Name: Intel's Hyper-Threading Technology: Free Performance?
Item: Intel's Hyper-Threading Technology: Free Performance?
Author: Anand Lal Shimpi

Original Link: https://www.anandtech.com/show/868

Intel's Hyper-Threading Technology: Free Performance?

VIEW ARTICLE

by Anand Lal Shimpi on January 14, 2002 2:04 PM EST

Posted in
CPUs

1 Comments

Over the past year we've reported on Simultaneous Multi-Threading (SMT) technology on Intel CPUs. Although it originally started out as a potential meaning behind the codename Jackson Technology, Intel officially revealed their SMT technology at last fall's IDF. The codename Jackson was replaced with a much more fitting title, Hyper-Threading. But before you can understand how Hyper-Threading works you've got to understand the basis of it, more specifically what threads are and how they work.

What makes an application run? What tells your CPU what instructions to execute and on what data? This information is all contained within the compiled code of the application you're running and whenever you (the user) give the application input, the application in turn sends threads off to your CPU telling it what to do in order to respond to that input. To the CPU, a thread is a collection of instructions that must be executed. When you get hit by a rocket in Quake III Arena or when you click open in Microsoft Word, the CPU is sent a set of instructions to execute.

The CPU knows exactly where to get these instructions from because of a little mentioned register known as the Program Counter (PC). The PC points to the location in memory where the next instruction to be executed is stored; when a thread is sent to the CPU, that thread's memory address is loaded into the PC so that the CPU knows where to start executing. After every instruction, the PC is incremented and this process continues until the end of the thread. When the thread is done executing, the PC is overwritten with the location of the next instruction to be operated on. Threads can interrupt one another forcing the CPU to store the current value of the PC on a stack and load a new value into the PC. But the one limitation that does remain is that only one thread can be executed at any given time.

There is a commonly known way around this, and that is to make use of two CPUs; if each CPU can execute one thread at a time, two CPUs can then execute two threads. There are numerous problems with this approach, many of which you should already be familiar with. For starters, multiple CPUs are more expensive than just one. There is also an overhead associated with managing the two CPUs as well as the sharing of resources between the two. For example, until the release of the AMD 760MP chipset, all x86 platforms with multiprocessor support split the available FSB bandwidth between all available CPUs. But the biggest drawback of all happens to be the fact that applications and the operating system must be capable of supporting this type of execution.
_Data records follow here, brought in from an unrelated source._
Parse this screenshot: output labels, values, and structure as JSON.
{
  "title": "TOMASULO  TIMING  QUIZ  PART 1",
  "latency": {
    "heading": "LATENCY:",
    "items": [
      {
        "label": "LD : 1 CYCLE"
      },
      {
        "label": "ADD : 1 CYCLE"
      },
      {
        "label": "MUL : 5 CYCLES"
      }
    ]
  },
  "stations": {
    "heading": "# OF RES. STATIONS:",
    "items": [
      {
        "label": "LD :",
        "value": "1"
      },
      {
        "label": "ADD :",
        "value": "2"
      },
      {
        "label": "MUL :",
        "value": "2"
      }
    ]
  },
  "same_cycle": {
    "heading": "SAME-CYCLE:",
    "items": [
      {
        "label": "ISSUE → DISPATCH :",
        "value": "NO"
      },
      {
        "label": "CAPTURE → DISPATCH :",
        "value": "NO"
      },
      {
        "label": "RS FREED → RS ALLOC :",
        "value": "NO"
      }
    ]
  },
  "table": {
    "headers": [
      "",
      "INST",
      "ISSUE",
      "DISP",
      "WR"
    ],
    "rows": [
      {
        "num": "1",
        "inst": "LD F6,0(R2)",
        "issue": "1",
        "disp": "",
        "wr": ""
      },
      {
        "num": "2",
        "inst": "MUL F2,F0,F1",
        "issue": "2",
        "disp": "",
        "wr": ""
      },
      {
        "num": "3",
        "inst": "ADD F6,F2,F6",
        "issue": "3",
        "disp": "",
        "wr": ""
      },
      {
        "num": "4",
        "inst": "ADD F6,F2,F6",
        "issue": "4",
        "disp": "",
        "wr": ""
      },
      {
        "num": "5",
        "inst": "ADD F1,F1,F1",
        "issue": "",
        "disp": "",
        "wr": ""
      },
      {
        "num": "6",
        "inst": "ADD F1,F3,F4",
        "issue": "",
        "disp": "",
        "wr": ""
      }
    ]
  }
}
Being able to dispatch multiple execution threads to hardware is generally referred to as multithreading; OS support is required to enable multithreading while application support is necessary in order to gain a tangible performance increase out of having multiple processors (in most cases). Keep that in mind as we talk about another approach to the same goal - being able to execute more than one thread at a time - it's time to introduce Intel's Hyper-Threading technology.

Face it, we're inefficient

The term efficiency is always thrown around, not only in the corporate environment but also in our daily lives. It's been said that human beings only use a fraction of the power of their brains; it turns out that the same can be said about CPUs.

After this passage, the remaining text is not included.